Sintered Conductive Adhesives for use in Active Radar System Thermal Management

Period of Performance: 02/13/2006 - 06/04/2008


Phase 2 SBIR

Recipient Firm

Aguila Technologies, Inc.
253 Pawnee Street
San Marcos, CA 92078
Principal Investigator

Research Topics


Current Naval microwave power amplifiers operate at power densities around 200-500 W/cm2. Amplifiers under development may operate at 2-4 times this power density. Despite the development of active cooling technologies, the principal technology for removing heat from a chip remains thermal conduction. In most power devices, solders, such as AuSn, are used for die attach bonding. Solder is not adaptable to high volume, low cost processing. There is a critical need from T/R module developers for improvement in the performance of thermally conductive polymeric materials used in electronic packaging. There are few candidate polymeric materials for replacing eutectic solder bonding in electronic devices used in high-temperature environments. Most polymeric electrically conductive adhesives are not capable of long term reliability in such environments. We have demonstrated a low-temperature sintering adhesive that, with modification, will address these performance issues. Based on a novel polymeric resin formulation, they are solvent-free and easily processed. A unique combination of alloy powders in this resin formulation allows the preparation of composite adhesives capable of forming metallurgical connections to suitable metal surfaces. These may be optimized to have electrical and thermal conductivity properties similar to solder materials but with the processing advantages of polymeric adhesives.

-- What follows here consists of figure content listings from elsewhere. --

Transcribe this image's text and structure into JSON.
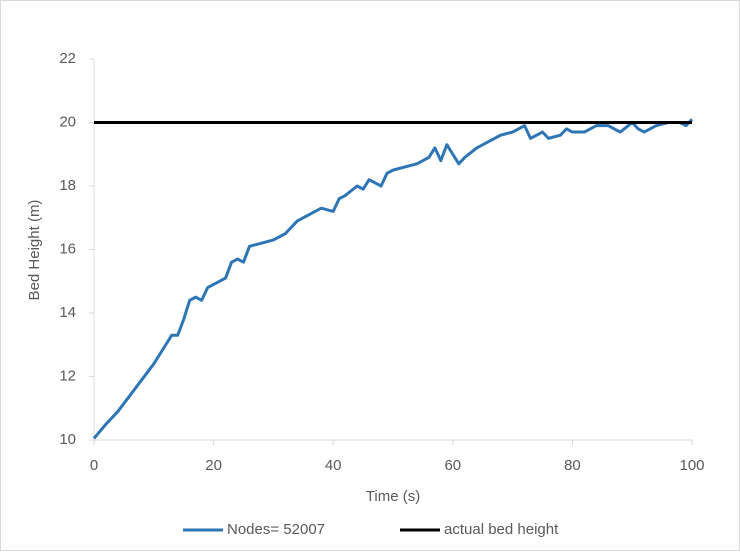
{
  "chart_data": {
    "type": "line",
    "x_label": "Time (s)",
    "y_label": "Bed Height (m)",
    "xlim": [
      0,
      100
    ],
    "xticks": [
      0,
      20,
      40,
      60,
      80,
      100
    ],
    "ylim": [
      10,
      22
    ],
    "yticks": [
      10,
      12,
      14,
      16,
      18,
      20,
      22
    ],
    "grid": false,
    "legend": "bottom",
    "series": [
      {
        "name": "Nodes= 52007",
        "color": "#2e75b6",
        "x": [
          0,
          2,
          4,
          6,
          8,
          10,
          12,
          13,
          14,
          15,
          16,
          17,
          18,
          19,
          20,
          22,
          23,
          24,
          25,
          26,
          28,
          30,
          32,
          34,
          36,
          38,
          40,
          41,
          42,
          44,
          45,
          46,
          48,
          49,
          50,
          52,
          54,
          56,
          57,
          58,
          59,
          60,
          61,
          62,
          64,
          66,
          68,
          70,
          72,
          73,
          75,
          76,
          78,
          79,
          80,
          82,
          84,
          86,
          88,
          90,
          91,
          92,
          94,
          96,
          98,
          99,
          100
        ],
        "values": [
          10.05,
          10.5,
          10.9,
          11.4,
          11.9,
          12.4,
          13.0,
          13.3,
          13.3,
          13.8,
          14.4,
          14.5,
          14.4,
          14.8,
          14.9,
          15.1,
          15.6,
          15.7,
          15.6,
          16.1,
          16.2,
          16.3,
          16.5,
          16.9,
          17.1,
          17.3,
          17.2,
          17.6,
          17.7,
          18.0,
          17.9,
          18.2,
          18.0,
          18.4,
          18.5,
          18.6,
          18.7,
          18.9,
          19.2,
          18.8,
          19.3,
          19.0,
          18.7,
          18.9,
          19.2,
          19.4,
          19.6,
          19.7,
          19.9,
          19.5,
          19.7,
          19.5,
          19.6,
          19.8,
          19.7,
          19.7,
          19.9,
          19.9,
          19.7,
          20.0,
          19.8,
          19.7,
          19.9,
          20.0,
          20.0,
          19.9,
          20.1
        ]
      },
      {
        "name": "actual bed height",
        "color": "#000000",
        "x": [
          0,
          100
        ],
        "values": [
          20,
          20
        ]
      }
    ]
  }
}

BENEFITS: There is an immediate need for adhesive materials with improved high temperature performance in a myriad of high volume consumer and defense products, particularly those materials that have improved thermal and/or electrical properties. The market today exceeds over $100 Million annually. This demand is increasing with the development of advanced high power electronics systems used for the processing and control of high-energy electrical systems.